25 lat więzienia dla prezydenta Zabrza, za zabicie wierzyciela
25 lat więzienia dla prezydenta Zabrza, za zabicie wierzyciela – takiej kary domaga się prokuratura. Chce też, by o przedterminowe zwolnienie Jerzy G. mógł ubiegać się najwcześniej po 20 latach. Trwa drugi proces w tej sprawie.
Jerzego G.oskarżony jest o zabójstwo mężczyzny, od którego pożyczył pieniądze. Chodziło o 800 tysięcy złotych, których były prezydent nie był w stanie zwrócić.
Nie było żadnych świadków zbrodni. Nie znaleziono też narzędzi zbrodni: noża i najprawdopodobniej pałki. Ofiara, którą znaleziono w lesie, miała poderżnięte gardło i ślady po uderzeniach tępym narzędziem. W sprawie śmierci Frydrychowskiego przesłuchano 80-ciu świadków. Sprawdzono też bilingi telefoniczne byłego prezydenta i współoskarżonych.
Poszlakowy proces w tej sprawie toczy się już po raz drugi. Poprzedni wyrok w 2014 roku uchylił Sąd Apelacyjny w Katowicach i zwrócił sprawę do ponownego rozpoznania.
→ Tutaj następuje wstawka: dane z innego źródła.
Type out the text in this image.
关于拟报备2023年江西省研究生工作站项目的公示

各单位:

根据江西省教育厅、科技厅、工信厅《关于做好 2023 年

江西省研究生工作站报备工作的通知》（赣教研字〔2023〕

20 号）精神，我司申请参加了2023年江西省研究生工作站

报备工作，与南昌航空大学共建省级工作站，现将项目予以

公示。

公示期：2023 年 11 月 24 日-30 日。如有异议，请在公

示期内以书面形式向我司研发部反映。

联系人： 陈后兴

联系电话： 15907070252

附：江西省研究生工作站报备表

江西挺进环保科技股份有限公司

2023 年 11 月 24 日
Pierwszy proces rozpoczął się w maju 2011 r. Wyrok w I instancji zapadł w czerwcu 2013 roku. Uznając byłego prezydenta za winnego, sąd I instancji wymierzył mu wówczas karę 25 lat więzienia, zastrzegając, że o warunkowe zwolnienie będzie się mógł ubiegać najwcześniej po 20 latach.